UNH research is flushing out cases of the coronavirus by testing wastewater on campus. The sewage sampling is being used as a secondary surveillance method to the already required twice-weekly individual nasal test to track and detect SARS-CoV-2, the virus that causes COVID-19.

“Sewage sampling can be a valuable surveillance tool because it can provide an early warning to possible infection hot spots on campus and help identify areas where the virus may be present but not detected in individuals because they aren’t showing symptoms,” says Paula Mouser, associate professor of civil and environmental engineering and leader of this effort.

“Sewage sampling can be a valuable surveillance tool because it can provide an early warning to possible infection hot spots on campus.”

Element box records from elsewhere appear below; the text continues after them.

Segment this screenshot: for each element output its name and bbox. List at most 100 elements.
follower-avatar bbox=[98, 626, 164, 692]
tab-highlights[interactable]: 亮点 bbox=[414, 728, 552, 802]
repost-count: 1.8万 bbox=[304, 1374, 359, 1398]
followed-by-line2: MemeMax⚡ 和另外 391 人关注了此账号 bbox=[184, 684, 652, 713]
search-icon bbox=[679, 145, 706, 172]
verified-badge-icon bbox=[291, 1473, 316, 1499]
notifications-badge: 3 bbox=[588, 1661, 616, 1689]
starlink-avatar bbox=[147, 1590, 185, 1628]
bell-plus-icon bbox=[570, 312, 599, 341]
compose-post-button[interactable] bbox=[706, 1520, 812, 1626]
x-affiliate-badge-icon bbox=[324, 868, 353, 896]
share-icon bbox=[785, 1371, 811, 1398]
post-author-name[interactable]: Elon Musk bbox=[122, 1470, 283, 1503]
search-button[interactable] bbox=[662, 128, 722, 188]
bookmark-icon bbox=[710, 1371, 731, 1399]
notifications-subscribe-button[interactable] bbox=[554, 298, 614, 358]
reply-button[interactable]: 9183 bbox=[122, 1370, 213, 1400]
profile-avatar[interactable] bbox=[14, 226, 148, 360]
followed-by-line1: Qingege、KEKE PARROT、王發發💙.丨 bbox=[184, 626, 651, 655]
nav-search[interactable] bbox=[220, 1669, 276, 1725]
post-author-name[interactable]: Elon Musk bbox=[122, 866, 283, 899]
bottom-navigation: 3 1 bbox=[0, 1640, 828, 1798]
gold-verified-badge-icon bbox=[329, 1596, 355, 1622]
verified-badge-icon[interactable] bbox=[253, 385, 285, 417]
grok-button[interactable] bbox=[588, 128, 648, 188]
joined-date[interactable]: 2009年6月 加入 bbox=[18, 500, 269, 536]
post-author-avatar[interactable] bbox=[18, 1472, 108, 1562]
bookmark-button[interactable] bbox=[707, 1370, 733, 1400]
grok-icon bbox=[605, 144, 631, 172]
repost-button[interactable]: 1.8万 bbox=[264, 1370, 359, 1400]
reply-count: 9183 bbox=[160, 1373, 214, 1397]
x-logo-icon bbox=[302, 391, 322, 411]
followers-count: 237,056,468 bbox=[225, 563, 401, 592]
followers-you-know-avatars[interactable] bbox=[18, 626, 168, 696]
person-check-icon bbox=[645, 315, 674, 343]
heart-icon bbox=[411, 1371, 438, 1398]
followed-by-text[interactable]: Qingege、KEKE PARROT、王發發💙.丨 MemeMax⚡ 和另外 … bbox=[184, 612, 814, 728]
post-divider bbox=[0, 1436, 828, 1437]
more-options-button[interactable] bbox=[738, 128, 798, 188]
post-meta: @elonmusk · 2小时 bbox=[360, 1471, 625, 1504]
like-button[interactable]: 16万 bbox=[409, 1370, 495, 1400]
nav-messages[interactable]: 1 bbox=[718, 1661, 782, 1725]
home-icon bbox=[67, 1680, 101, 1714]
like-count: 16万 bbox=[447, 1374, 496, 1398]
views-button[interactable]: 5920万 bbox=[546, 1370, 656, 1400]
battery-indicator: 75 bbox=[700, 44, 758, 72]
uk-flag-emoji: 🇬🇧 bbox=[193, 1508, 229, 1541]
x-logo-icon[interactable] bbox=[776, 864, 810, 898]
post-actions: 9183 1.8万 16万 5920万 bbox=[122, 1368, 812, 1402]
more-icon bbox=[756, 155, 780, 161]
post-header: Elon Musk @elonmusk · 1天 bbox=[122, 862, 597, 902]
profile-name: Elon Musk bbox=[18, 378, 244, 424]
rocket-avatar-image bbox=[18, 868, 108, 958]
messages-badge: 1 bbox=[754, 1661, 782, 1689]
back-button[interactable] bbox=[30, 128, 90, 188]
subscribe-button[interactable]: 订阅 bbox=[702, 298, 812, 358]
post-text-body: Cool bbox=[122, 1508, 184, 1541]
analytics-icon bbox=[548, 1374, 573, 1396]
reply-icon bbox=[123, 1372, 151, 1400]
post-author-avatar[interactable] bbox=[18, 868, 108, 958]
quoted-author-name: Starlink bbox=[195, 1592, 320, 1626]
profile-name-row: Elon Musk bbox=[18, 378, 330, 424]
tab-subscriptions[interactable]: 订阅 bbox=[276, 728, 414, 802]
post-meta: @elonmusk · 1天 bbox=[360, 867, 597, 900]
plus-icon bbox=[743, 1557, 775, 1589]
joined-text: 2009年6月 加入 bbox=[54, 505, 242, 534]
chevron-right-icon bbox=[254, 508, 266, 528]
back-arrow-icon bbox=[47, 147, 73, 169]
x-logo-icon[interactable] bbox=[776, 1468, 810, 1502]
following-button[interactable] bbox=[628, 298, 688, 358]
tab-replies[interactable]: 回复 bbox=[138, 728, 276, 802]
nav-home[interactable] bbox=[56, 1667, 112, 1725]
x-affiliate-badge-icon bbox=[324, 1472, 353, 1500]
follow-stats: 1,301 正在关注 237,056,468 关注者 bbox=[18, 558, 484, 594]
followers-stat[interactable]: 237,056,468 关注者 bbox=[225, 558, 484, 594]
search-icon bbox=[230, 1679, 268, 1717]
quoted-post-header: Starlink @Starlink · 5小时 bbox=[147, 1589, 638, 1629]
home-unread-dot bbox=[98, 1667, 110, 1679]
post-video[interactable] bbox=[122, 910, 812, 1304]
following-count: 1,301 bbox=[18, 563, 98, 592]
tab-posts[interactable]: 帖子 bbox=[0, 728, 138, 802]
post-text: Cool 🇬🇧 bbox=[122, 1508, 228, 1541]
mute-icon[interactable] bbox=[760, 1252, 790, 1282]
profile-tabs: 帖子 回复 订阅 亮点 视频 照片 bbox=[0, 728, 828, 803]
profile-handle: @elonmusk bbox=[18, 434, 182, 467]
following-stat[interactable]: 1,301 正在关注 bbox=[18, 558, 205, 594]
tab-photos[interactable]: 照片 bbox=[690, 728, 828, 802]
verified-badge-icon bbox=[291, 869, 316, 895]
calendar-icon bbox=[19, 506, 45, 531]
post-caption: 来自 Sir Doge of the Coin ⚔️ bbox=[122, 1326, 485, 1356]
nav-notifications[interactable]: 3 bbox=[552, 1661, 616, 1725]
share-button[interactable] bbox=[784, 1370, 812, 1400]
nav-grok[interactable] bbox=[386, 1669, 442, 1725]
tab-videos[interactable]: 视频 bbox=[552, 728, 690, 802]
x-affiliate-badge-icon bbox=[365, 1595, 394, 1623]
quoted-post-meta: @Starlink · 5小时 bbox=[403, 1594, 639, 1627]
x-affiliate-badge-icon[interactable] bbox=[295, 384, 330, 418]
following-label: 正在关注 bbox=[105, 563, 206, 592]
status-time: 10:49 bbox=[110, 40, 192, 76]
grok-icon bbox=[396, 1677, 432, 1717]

The wastewater testing, which is being led by a team of environmental engineers in Mouser's lab, can identify traces of the virus’s genetic material in human sewage. When individuals are infected, the virus is present in their gastrointestinal tract and released in human waste products which move into the sewer lines.

Wastewater samples, which contain urine and feces as well as traces of sewage from cooking and laundry, are retrieved from manholes around campus and tested for two biomarkers (N1 and N2) of the SARS-CoV-2 virus. Each manhole accessed represents wastewater from a grouping of two to five dorms known as a mini-sewershed. There are 10 residence hall sewersheds currently being tested, representing close to 4400 students, or approximately 80% of those living on campus. Mouser's team is also testing wastewater at the Durham wastewater treatment facility to see how the campus signal relates to the biomarker signal in the wider community.

Sewershed biomarker levels have tracked closely to known infections that occurred in several campus residence halls.

“We continue to tap the research expertise at UNH to find new and innovative ways to keep our campus community safe, and wastewater testing offers another means of tracking the spread of the virus,” says Marian McCord, senior vice provost for research, economic engagement and outreach.

Wastewater testing began when students moved back onto campus for the fall semester. The human gastrointestinal tract can shed the virus for several weeks after an individual tests negative with a nasal swab test. Even though students were required to test negative before returning to campus, initial biomarker baseline levels suggest that some students may have been unknowingly infected over the summer.

At UNH, wastewater samples are taken three mornings a week. The sample processing is done in Mouser’s lab, with biomarker quantification conducted with a digital droplet PCR instrument housed at UNH's Hubbard Center for Genome Studies.

If a spike of viral biomarkers is detected in the sewage from one of the dorm groupings, the information is compared to corresponding results from nasal swab COVID-19 tests processed at UNH’s state-of-the-art testing lab, located at UNH Health & Wellness. Students living on campus are tested for COVID-19 every four days with self-swabbing kits. The wastewater testing program can correlate any uptick of cases to prevent the spread of the virus and help students get the proper care. According to the World Health Organization, wastewater testing has a long history in virus surveillance and has been used in other outbreaks like the polio virus.

“We realized early on the importance of doing virus testing ourselves,” says Marc Sedam, vice provost for innovation and new ventures. “The wastewater testing has been a useful enhancement for environmental monitoring but not a replacement for our robust campus testing process.”

While wastewater testing started as a complementary monitoring service for the UNH testing lab, Mouser’s team has heard from a number of schools, wastewater utilities and healthcare facilities looking for guidance on creating a similar approach and technologies. Her team is working on a pilot program to help organizations apply the biomarker surveillance approach to their own wastewater samples in their communities across the state.

This wastewater surveillance testing was funded in part by UNH’s Collaborative Research Excellence initiative, which funded six UNH research projects related to COVID-19.